In the local court case, the information charged Atalig and the seven other co-defendants each with theft and misconduct in public office.
A Saipan Tribune source disclosed that the OAG issued penal summons against Atalig and his seven co-defendants to appear for an arraignment on Sept. 28, 2018.
Beginning in June 2018, Atalig allegedly arranged a government-funded trip from Rota to Guam for himself and 12 other persons, including Rota municipal employees, by means of false claims and under fraudulent pretenses.
According to seven of the 10 CNMI government travel authorizations signed by Atalig, the purpose of the trip was to go to “DRMO” at the Naval Base Guam to look for surplus equipment and “travel to be performed in the interest of the CNMI gov’t,” according to Benedetto in the indictment.
DRMO refers to a U.S. Department of Defense office formerly known as the Defense Reutilization and Marketing Office, but now called DLA Disposition Services.
One function of DRMO is to sell surplus and used federal equipment.
During the trip, Benedetto said, Atalig did not go to DRMO at all. He said no participant on the trip made an advance appointment with DRMO, as was required.
He said the true purpose of the trip was to participate in a partisan political rally held last June 23 in Mangilao.
Atalig also allegedly authorized payments using government funds to pay per diems and other expenses for himself and up to eight people, as well as to charter two roundtrip air flights from Rota to Guam, departing last June 20 and returning last June 25. The total amount of payments allegedly exceeded $10,000 in CNMI government funds for per diems, airfare, and other expenses, for Atalig and up to eight people.
Benedetto said federal and CNMI law restricts the use of public funds, time, personnel, or equipment for political or campaign activity, according to the indictment.
Atalig, a Republican, is seeking re-election.

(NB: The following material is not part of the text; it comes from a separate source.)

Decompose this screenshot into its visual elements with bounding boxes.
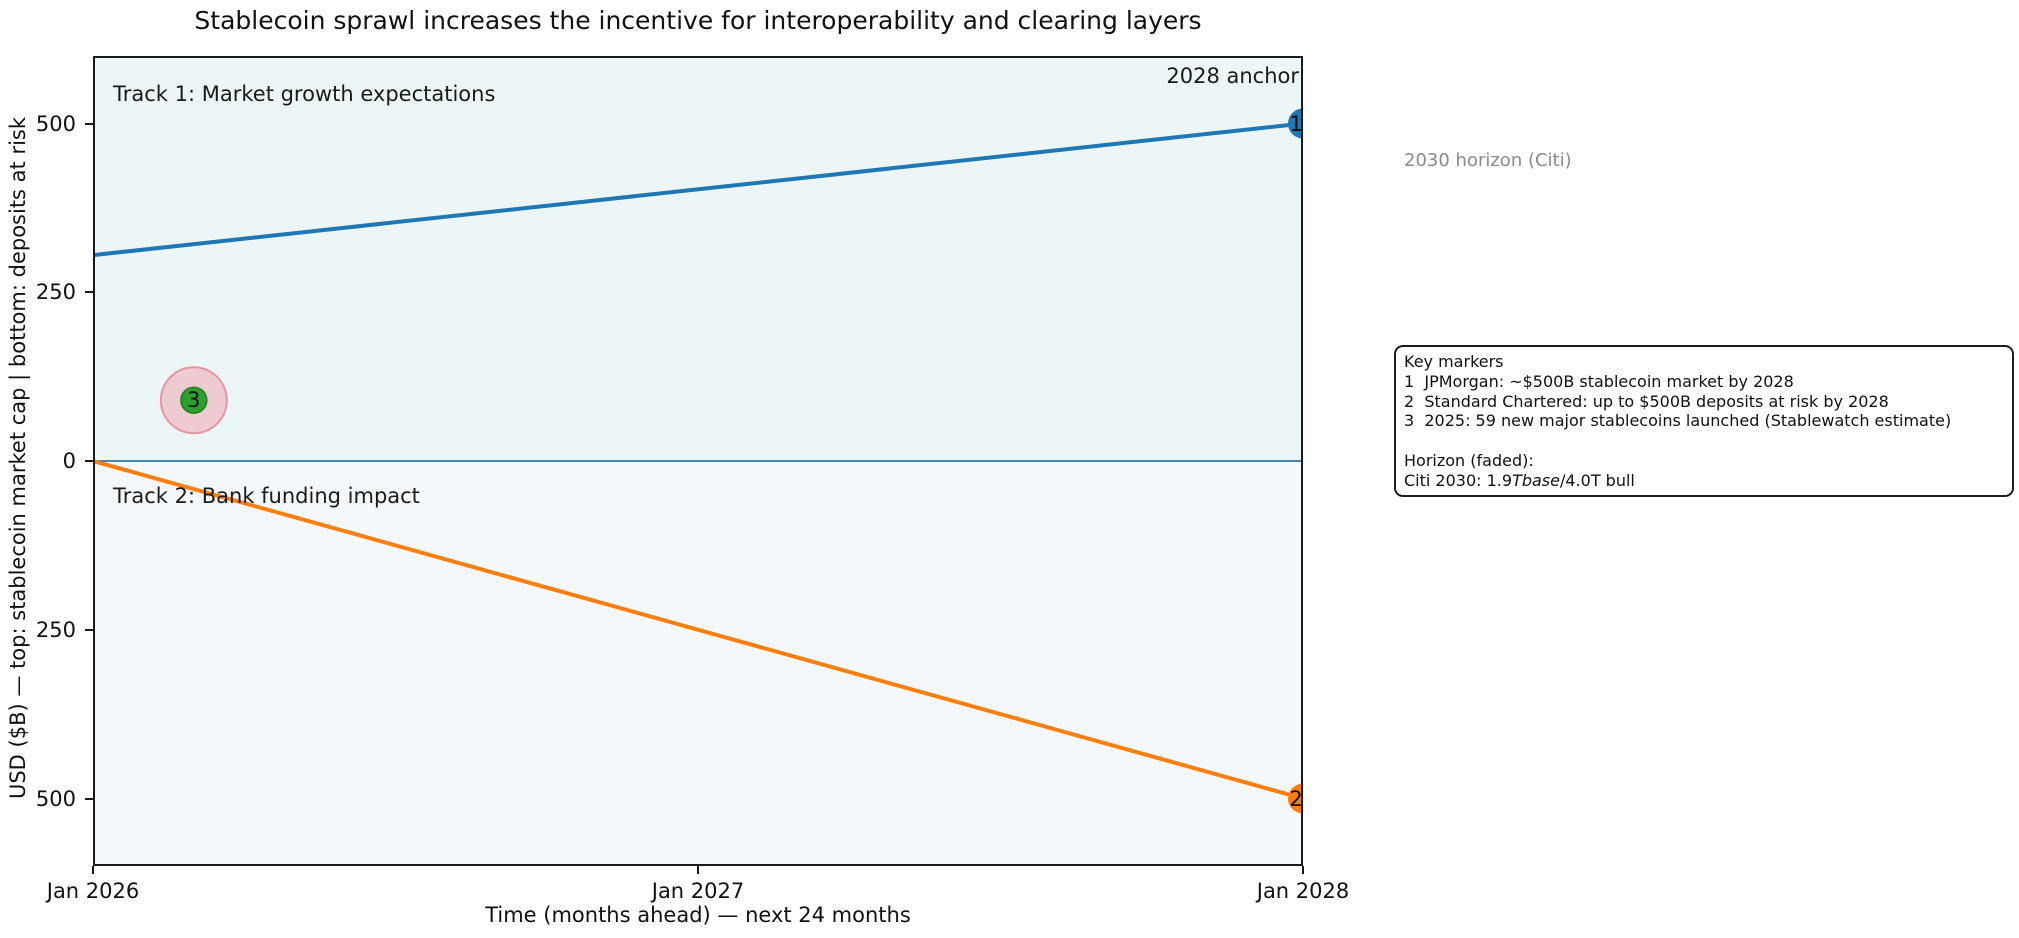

Last June 6, Atalig allegedly sent an email using email address email@example.com to firstname.lastname@example.org, reserving two charter flights from Rota to Guam.
If he is convicted, Atalig will forfeit to the U.S. the money equal to the total value of proceeds from the commission of the offense.
In the local court case, assistant attorney general Heather P. Barcinas stated in the information that the alleged offenses happened between June 20 and 25, 2018, on Rota.
Atalig allegedly used the Rota Imprest Fund to charter two planes valued at $6,553 for himself, several public officials, and his family to travel from Rota to Guam and return to Rota.
Atalig allegedly used police services to provide security for himself valued at $408, took government per diem in the amount of $1,015, and claimed $865 in salary compensation to attend the Republican campaign rally on Guam last June 23.
Atalig and the seven other co-defendants, as public officials, allegedly “performed illegal acts under the color of office.”
Apatang allegedly took government per diem in the amount of $400, and claimed $519 in salary compensation; Charfauros $400 in per diem and $519 in salary compensation; Dean Manglona 1,196 in per diem and $519 in salary compensation; Eusebio Manglona $1,268 in per diem and $519 in salary compensation; Josepha Manglona $938 in per diem and $519 in salary compensation; Dennis Manglona $918 in per diem and $519 in salary compensation; and Mesngon $1,253 in per diem and $519 in salary compensation.